Aktuelle Themen & Standpunkte

Haushalt 2023 nicht verabschiedet – Haushaltsrede von Dr. Hubert Seier

Zu einer Verabschiedung des Haushalts 2023 kam es in der gestrigen Ratssitzung (09.02.) nicht. Die Beschlussfassung darüber wurde vertagt, um vorher mehrere Treffen der Haushaltskommission (alle Mitglieder des Haupt-, Finanz- und Digitalisierungsausschusses) stattfinden zu lassen.

Nachdem alle ihre Haushaltsreden gehalten hatten, zeichnete sich schnell ab, dass die Haushaltssatzung mit dem Haushaltsplan so nicht mehrheitsfähig ist.
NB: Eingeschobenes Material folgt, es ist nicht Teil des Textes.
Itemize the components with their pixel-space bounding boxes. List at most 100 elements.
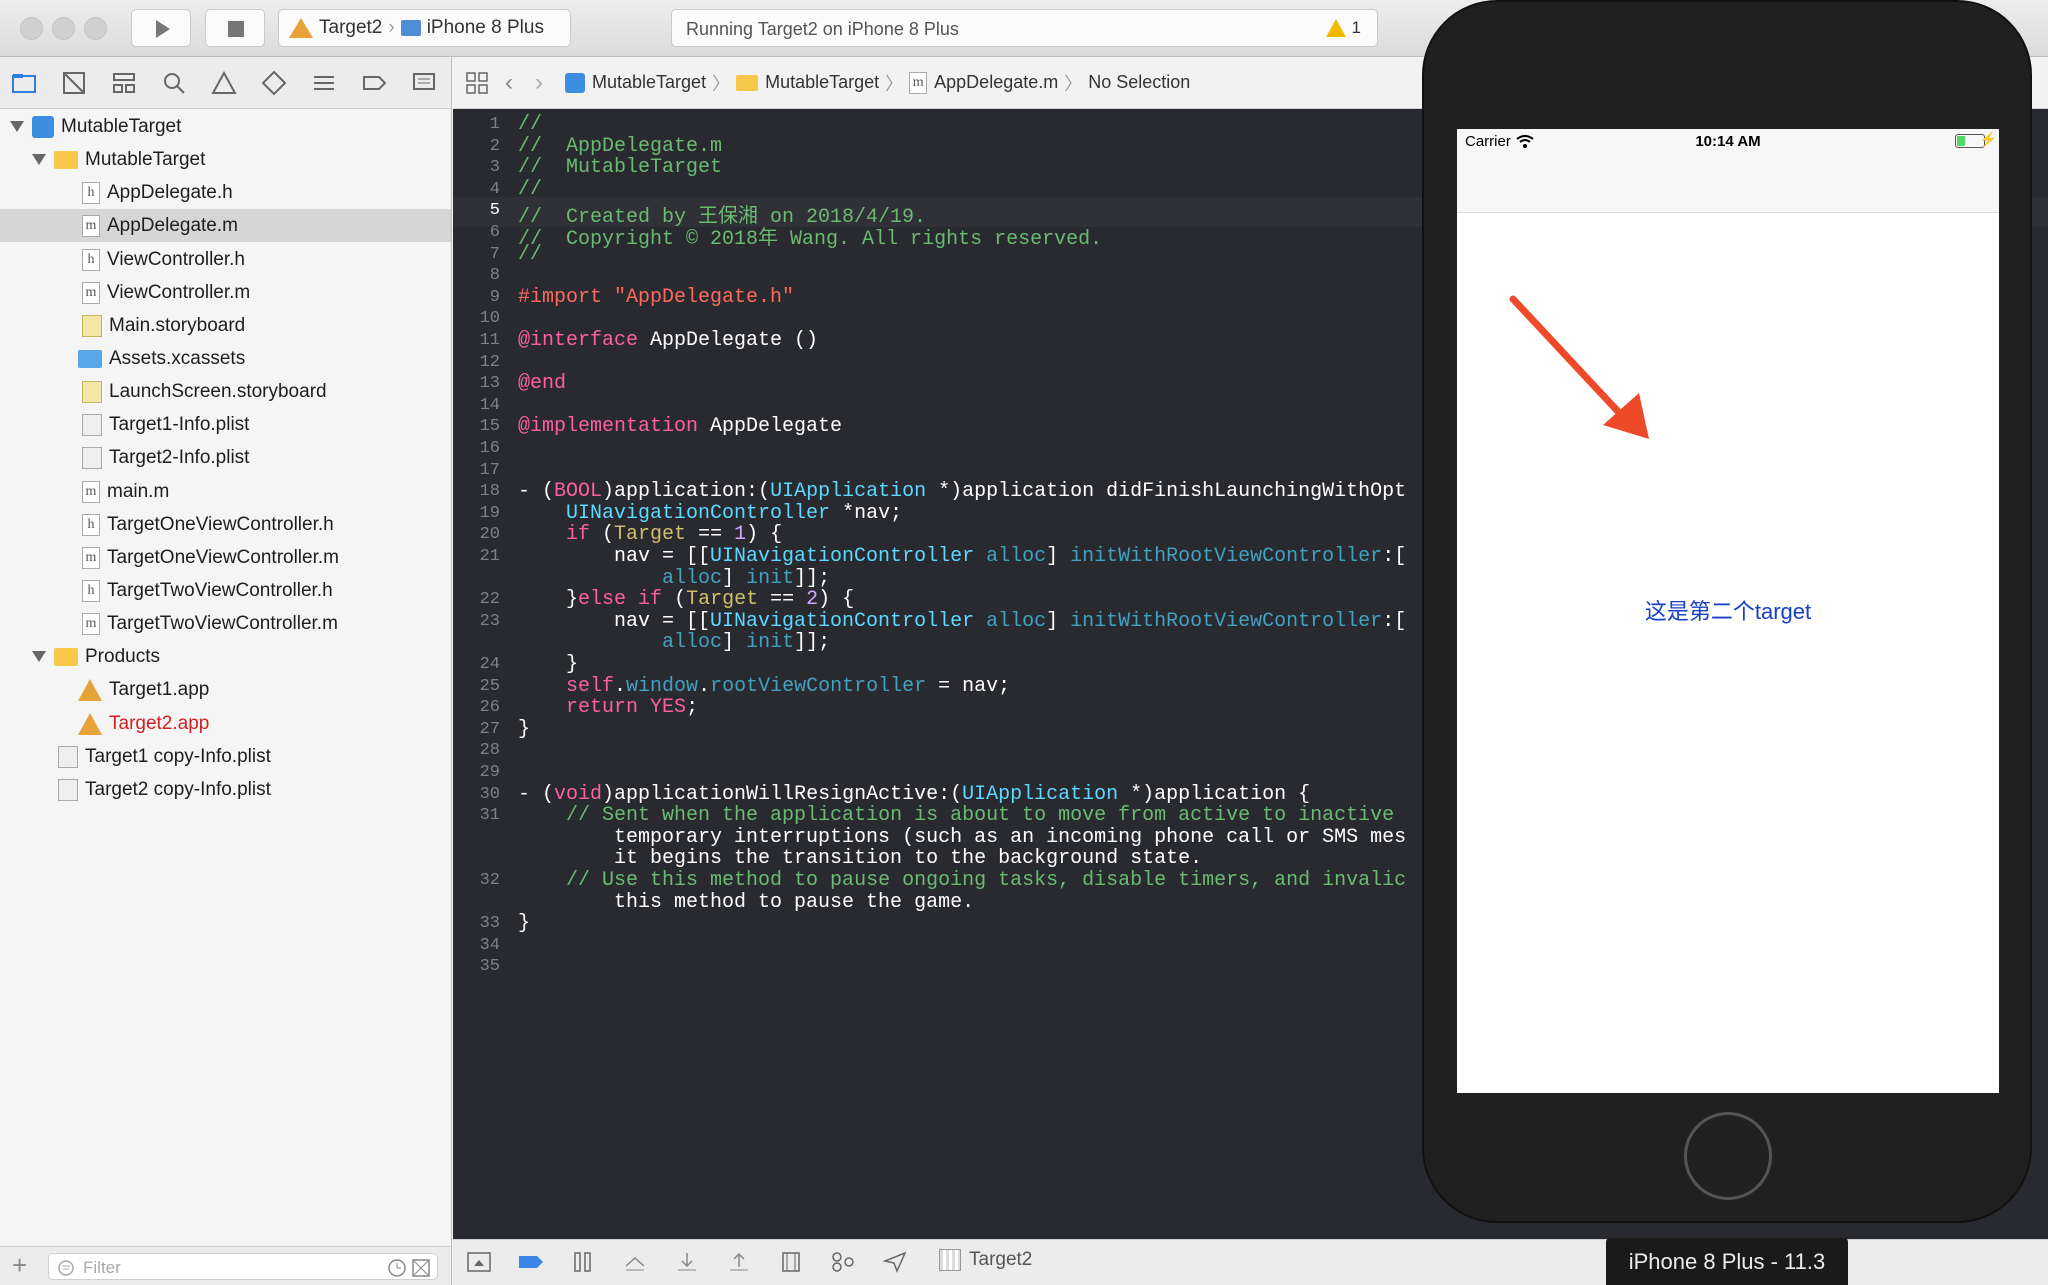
stop-button[interactable]	[205, 9, 265, 47]
tree-item-file[interactable]: h TargetOneViewController.h	[0, 508, 451, 541]
test-navigator-icon[interactable]	[260, 69, 288, 97]
code-line[interactable]: // Use this method to pause ongoing task…	[518, 869, 1406, 892]
code-line[interactable]: @interface AppDelegate ()	[518, 329, 818, 352]
code-line[interactable]: }else if (Target == 2) {	[518, 588, 854, 611]
view-hierarchy-icon[interactable]	[777, 1250, 805, 1276]
tree-item-file[interactable]: h ViewController.h	[0, 243, 451, 276]
code-line[interactable]: #import "AppDelegate.h"	[518, 286, 794, 309]
tree-item-file[interactable]: h TargetTwoViewController.h	[0, 574, 451, 607]
tree-item-project[interactable]: MutableTarget	[0, 110, 451, 143]
code-line[interactable]: UINavigationController *nav;	[518, 502, 902, 525]
tree-item-file-selected[interactable]: m AppDelegate.m	[0, 209, 451, 242]
step-out-icon[interactable]	[725, 1250, 753, 1276]
code-line[interactable]: this method to pause the game.	[518, 891, 974, 914]
tree-item-product[interactable]: Target1.app	[0, 673, 451, 706]
minimize-window-button[interactable]	[52, 17, 75, 40]
storyboard-icon	[82, 380, 102, 403]
code-line[interactable]: temporary interruptions (such as an inco…	[518, 826, 1406, 849]
debug-target-selector[interactable]: Target2	[939, 1249, 1032, 1271]
related-items-icon[interactable]	[465, 71, 489, 95]
code-line[interactable]: - (void)applicationWillResignActive:(UIA…	[518, 783, 1310, 806]
code-line[interactable]: // Copyright © 2018年 Wang. All rights re…	[518, 221, 1102, 251]
tree-item-file[interactable]: m main.m	[0, 475, 451, 508]
battery-level	[1957, 136, 1965, 146]
tree-item-file[interactable]: m TargetOneViewController.m	[0, 541, 451, 574]
disclosure-triangle-icon[interactable]	[32, 651, 46, 662]
scheme-device[interactable]: iPhone 8 Plus	[427, 17, 544, 39]
step-into-icon[interactable]	[673, 1250, 701, 1276]
code-line[interactable]: //	[518, 113, 542, 136]
run-button[interactable]	[131, 9, 191, 47]
close-window-button[interactable]	[20, 17, 43, 40]
report-navigator-icon[interactable]	[410, 69, 438, 97]
tree-item-file[interactable]: m TargetTwoViewController.m	[0, 607, 451, 640]
pause-icon[interactable]	[569, 1250, 597, 1276]
breakpoints-toggle-icon[interactable]	[517, 1250, 545, 1276]
code-line[interactable]: nav = [[UINavigationController alloc] in…	[518, 545, 1406, 568]
header-file-icon: h	[82, 513, 100, 536]
simulate-location-icon[interactable]	[881, 1250, 909, 1276]
code-line[interactable]: //	[518, 243, 542, 266]
step-over-icon[interactable]	[621, 1250, 649, 1276]
project-navigator-icon[interactable]	[10, 69, 38, 97]
add-icon[interactable]: +	[12, 1251, 27, 1279]
disclosure-triangle-icon[interactable]	[32, 154, 46, 165]
scheme-selector[interactable]: Target2 › iPhone 8 Plus	[278, 9, 571, 47]
tree-item-file[interactable]: h AppDelegate.h	[0, 176, 451, 209]
folder-icon	[54, 647, 78, 666]
code-line[interactable]: @implementation AppDelegate	[518, 415, 842, 438]
breakpoint-navigator-icon[interactable]	[360, 69, 388, 97]
zoom-window-button[interactable]	[84, 17, 107, 40]
tree-item-file[interactable]: Main.storyboard	[0, 309, 451, 342]
code-line[interactable]: alloc] init]];	[518, 567, 830, 590]
code-line[interactable]: //	[518, 178, 542, 201]
search-icon[interactable]	[160, 69, 188, 97]
memory-graph-icon[interactable]	[829, 1250, 857, 1276]
line-number: 9	[489, 287, 500, 307]
forward-icon[interactable]: ›	[535, 69, 543, 97]
breadcrumb-selection[interactable]: No Selection	[1088, 72, 1190, 93]
code-line[interactable]: // Sent when the application is about to…	[518, 804, 1394, 827]
clock-icon[interactable]	[387, 1258, 407, 1278]
tree-item-file[interactable]: Target1 copy-Info.plist	[0, 740, 451, 773]
breadcrumb-group[interactable]: MutableTarget	[765, 72, 879, 93]
code-line[interactable]: if (Target == 1) {	[518, 523, 782, 546]
code-line[interactable]: self.window.rootViewController = nav;	[518, 675, 1010, 698]
code-line[interactable]: // AppDelegate.m	[518, 135, 722, 158]
tree-item-file[interactable]: Assets.xcassets	[0, 342, 451, 375]
issue-navigator-icon[interactable]	[210, 69, 238, 97]
code-line[interactable]: - (BOOL)application:(UIApplication *)app…	[518, 480, 1406, 503]
breadcrumb-project[interactable]: MutableTarget	[592, 72, 706, 93]
code-line[interactable]: return YES;	[518, 696, 698, 719]
source-control-icon[interactable]	[60, 69, 88, 97]
tree-item-file[interactable]: Target1-Info.plist	[0, 408, 451, 441]
disclosure-triangle-icon[interactable]	[10, 121, 24, 132]
back-icon[interactable]: ‹	[505, 69, 513, 97]
code-line[interactable]: it begins the transition to the backgrou…	[518, 847, 1202, 870]
code-line[interactable]: @end	[518, 372, 566, 395]
hide-debug-area-icon[interactable]	[465, 1250, 493, 1276]
tree-item-file[interactable]: LaunchScreen.storyboard	[0, 375, 451, 408]
tree-item-product[interactable]: Target2.app	[0, 707, 451, 740]
breadcrumb-file[interactable]: AppDelegate.m	[934, 72, 1058, 93]
scm-filter-icon[interactable]	[411, 1258, 431, 1278]
implementation-file-icon: m	[82, 612, 100, 635]
code-line[interactable]: alloc] init]];	[518, 631, 830, 654]
warning-indicator[interactable]: 1	[1325, 18, 1361, 38]
code-line[interactable]: }	[518, 718, 530, 741]
tree-item-group[interactable]: MutableTarget	[0, 143, 451, 176]
tree-item-file[interactable]: m ViewController.m	[0, 276, 451, 309]
home-button[interactable]	[1684, 1112, 1772, 1200]
tree-item-file[interactable]: Target2-Info.plist	[0, 441, 451, 474]
tree-item-group[interactable]: Products	[0, 640, 451, 673]
simulator-screen[interactable]: Carrier 10:14 AM ⚡ 这是第二个target	[1457, 129, 1999, 1093]
code-line[interactable]: nav = [[UINavigationController alloc] in…	[518, 610, 1406, 633]
filter-input[interactable]: Filter	[48, 1253, 438, 1280]
tree-item-file[interactable]: Target2 copy-Info.plist	[0, 773, 451, 806]
code-line[interactable]: // MutableTarget	[518, 156, 722, 179]
code-line[interactable]: }	[518, 653, 578, 676]
symbol-navigator-icon[interactable]	[110, 69, 138, 97]
debug-navigator-icon[interactable]	[310, 69, 338, 97]
code-line[interactable]: }	[518, 912, 530, 935]
scheme-target[interactable]: Target2	[319, 17, 382, 39]
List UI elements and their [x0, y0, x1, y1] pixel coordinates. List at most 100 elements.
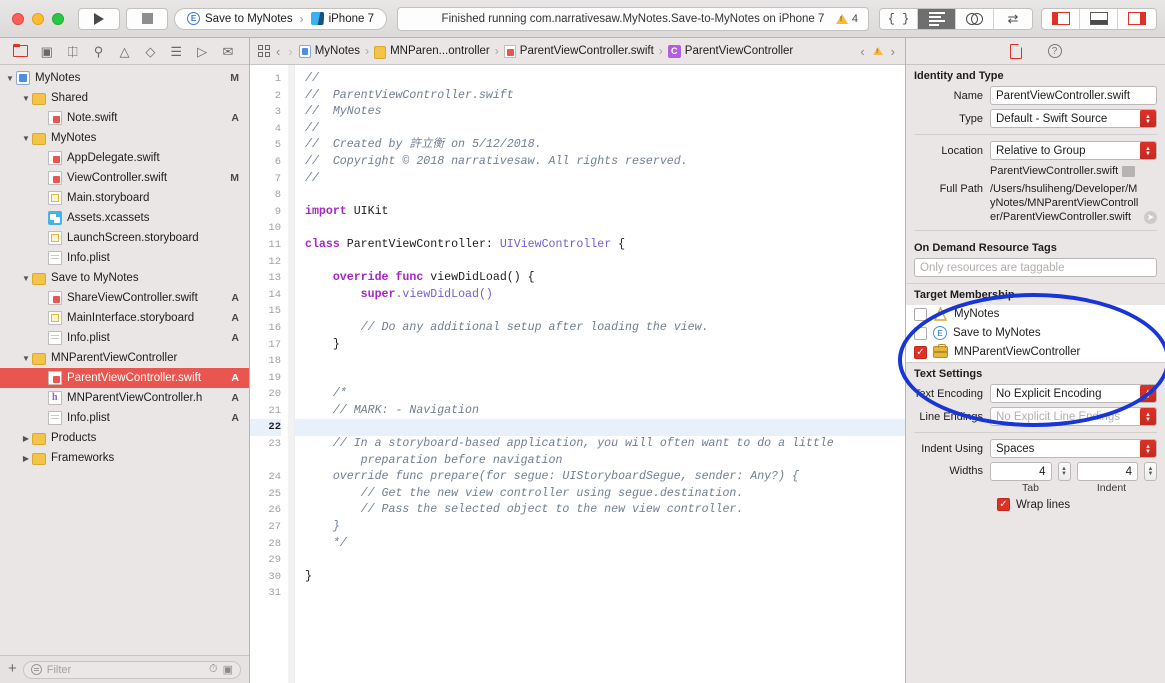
code-line[interactable]: //	[305, 71, 905, 88]
close-button[interactable]	[12, 12, 24, 25]
code-line[interactable]	[305, 552, 905, 569]
target-checkbox[interactable]	[914, 326, 927, 340]
tab-width-stepper[interactable]: ▲ ▼	[1057, 462, 1071, 481]
code-line[interactable]: // MARK: - Navigation	[305, 403, 905, 420]
add-file-button[interactable]: +	[8, 661, 17, 678]
stop-button[interactable]	[126, 7, 168, 30]
code-folding-ribbon[interactable]	[288, 65, 295, 683]
line-endings-select[interactable]: No Explicit Line Endings ▲ ▼	[990, 407, 1157, 426]
code-line[interactable]: /*	[305, 386, 905, 403]
code-line[interactable]: // Get the new view controller using seg…	[305, 486, 905, 503]
reveal-in-finder-icon[interactable]: ➤	[1144, 211, 1157, 224]
filter-input[interactable]: Filter ⏱ ▣	[22, 660, 241, 679]
disclosure-triangle-icon[interactable]: ▶	[20, 454, 32, 463]
breadcrumb-item[interactable]: MyNotes	[298, 44, 360, 58]
tab-project-navigator[interactable]	[11, 42, 31, 60]
code-line[interactable]	[305, 370, 905, 387]
file-tree-row[interactable]: ▼ MNParentViewController	[0, 348, 249, 368]
file-tree-row[interactable]: AppDelegate.swift	[0, 148, 249, 168]
tab-issue-navigator[interactable]: △	[114, 42, 134, 60]
code-line[interactable]: // Do any additional setup after loading…	[305, 320, 905, 337]
file-tree-row[interactable]: MNParentViewController.h A	[0, 388, 249, 408]
source-control-filter-icon[interactable]: ▣	[223, 663, 233, 676]
breadcrumb-item[interactable]: MNParen...ontroller	[374, 44, 490, 59]
code-line[interactable]: //	[305, 171, 905, 188]
disclosure-triangle-icon[interactable]: ▼	[20, 274, 32, 283]
tab-test-navigator[interactable]: ◇	[140, 42, 160, 60]
warning-icon[interactable]	[872, 47, 883, 55]
indent-using-select[interactable]: Spaces ▲ ▼	[990, 439, 1157, 458]
quick-help-icon[interactable]: ?	[1047, 44, 1062, 58]
code-line[interactable]: override func prepare(for segue: UIStory…	[305, 469, 905, 486]
code-line[interactable]: // MyNotes	[305, 104, 905, 121]
code-line[interactable]	[305, 585, 905, 602]
code-line[interactable]: // In a storyboard-based application, yo…	[305, 436, 905, 453]
status-warning-group[interactable]: 4	[835, 13, 858, 25]
file-inspector-icon[interactable]	[1009, 42, 1023, 59]
target-membership-row[interactable]: E Save to MyNotes	[906, 324, 1165, 343]
code-line[interactable]: */	[305, 536, 905, 553]
scheme-selector[interactable]: E Save to MyNotes › iPhone 7	[174, 7, 387, 30]
target-membership-row[interactable]: ✓ MNParentViewController	[906, 343, 1165, 362]
zoom-button[interactable]	[52, 12, 64, 25]
tab-debug-navigator[interactable]: ☰	[166, 42, 186, 60]
code-line[interactable]	[305, 303, 905, 320]
minimize-button[interactable]	[32, 12, 44, 25]
tab-width-input[interactable]: 4	[990, 462, 1052, 481]
version-editor-button[interactable]: ⇄	[994, 8, 1032, 29]
target-membership-row[interactable]: MyNotes	[906, 305, 1165, 324]
file-tree-row[interactable]: Info.plist	[0, 248, 249, 268]
disclosure-triangle-icon[interactable]: ▼	[20, 134, 32, 143]
toggle-debug-area-button[interactable]	[1080, 8, 1118, 29]
related-files-icon[interactable]	[258, 45, 270, 57]
run-button[interactable]	[78, 7, 120, 30]
code-line[interactable]: super.viewDidLoad()	[305, 287, 905, 304]
file-tree-row[interactable]: Assets.xcassets	[0, 208, 249, 228]
tab-find-navigator[interactable]: ⚲	[89, 42, 109, 60]
code-line[interactable]: // ParentViewController.swift	[305, 88, 905, 105]
source-code-area[interactable]: 1 2 3 4 5 6 7 8 9 10 11 12 13 14 15 16 17 18 19 20 21 22 23 24 2…	[250, 65, 905, 683]
file-tree-row[interactable]: Info.plist A	[0, 408, 249, 428]
disclosure-triangle-icon[interactable]: ▼	[20, 94, 32, 103]
type-select[interactable]: Default - Swift Source ▲ ▼	[990, 109, 1157, 128]
previous-issue-button[interactable]: ‹	[858, 44, 866, 59]
name-input[interactable]: ParentViewController.swift	[990, 86, 1157, 105]
file-tree-row[interactable]: ▼ MyNotes	[0, 128, 249, 148]
file-tree-row[interactable]: Main.storyboard	[0, 188, 249, 208]
code-line[interactable]: // Created by 許立衡 on 5/12/2018.	[305, 137, 905, 154]
breadcrumb[interactable]: MyNotes › MNParen...ontroller › ParentViewCo…	[298, 44, 793, 59]
file-tree-row[interactable]: LaunchScreen.storyboard	[0, 228, 249, 248]
code-line[interactable]: // Copyright © 2018 narrativesaw. All ri…	[305, 154, 905, 171]
project-file-tree[interactable]: ▼ MyNotes M ▼ Shared Note.swift A ▼ MyNotes AppDe…	[0, 65, 249, 655]
code-line[interactable]: preparation before navigation	[305, 453, 905, 470]
disclosure-triangle-icon[interactable]: ▼	[20, 354, 32, 363]
file-tree-row[interactable]: ▶ Products	[0, 428, 249, 448]
disclosure-triangle-icon[interactable]: ▼	[4, 74, 16, 83]
wrap-lines-checkbox[interactable]: ✓	[997, 498, 1010, 511]
code-line[interactable]	[305, 353, 905, 370]
resource-tags-input[interactable]: Only resources are taggable	[914, 258, 1157, 277]
next-issue-button[interactable]: ›	[889, 44, 897, 59]
file-tree-row[interactable]: ViewController.swift M	[0, 168, 249, 188]
code-line[interactable]: override func viewDidLoad() {	[305, 270, 905, 287]
tab-symbol-navigator[interactable]: ⎅	[63, 42, 83, 60]
code-line[interactable]: }	[305, 569, 905, 586]
code-line[interactable]: //	[305, 121, 905, 138]
disclosure-triangle-icon[interactable]: ▶	[20, 434, 32, 443]
code-text[interactable]: // // ParentViewController.swift // MyNote…	[295, 65, 905, 683]
code-line[interactable]	[295, 419, 905, 437]
code-line[interactable]: import UIKit	[305, 204, 905, 221]
file-tree-row[interactable]: ▼ Save to MyNotes	[0, 268, 249, 288]
go-forward-button[interactable]: ›	[286, 44, 294, 59]
related-items-button[interactable]: { }	[880, 8, 918, 29]
code-line[interactable]: }	[305, 337, 905, 354]
indent-width-stepper[interactable]: ▲ ▼	[1144, 462, 1157, 481]
tab-breakpoint-navigator[interactable]: ▷	[192, 42, 212, 60]
file-tree-row[interactable]: ▼ Shared	[0, 88, 249, 108]
toggle-inspector-button[interactable]	[1118, 9, 1156, 29]
indent-width-input[interactable]: 4	[1076, 462, 1138, 481]
code-line[interactable]: // Pass the selected object to the new v…	[305, 502, 905, 519]
standard-editor-button[interactable]	[918, 8, 956, 29]
breadcrumb-item[interactable]: ParentViewController.swift	[503, 44, 654, 58]
code-line[interactable]: }	[305, 519, 905, 536]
Die UWG-Fraktion hätte den Haushalt 2023 mit allen Anlagen mitgetragen und einen interfraktionellen Arbeitskreis zur Weiterentwicklung des Haushaltssicherungskonzepts unterstützt, es gibt aber Tabus: bei Erhöhungen von Steuern oder Elternbeiträgen wird die UWG nicht mitmachen wie in der Haushaltsrede von Dr. Huber Seier deutlich wird.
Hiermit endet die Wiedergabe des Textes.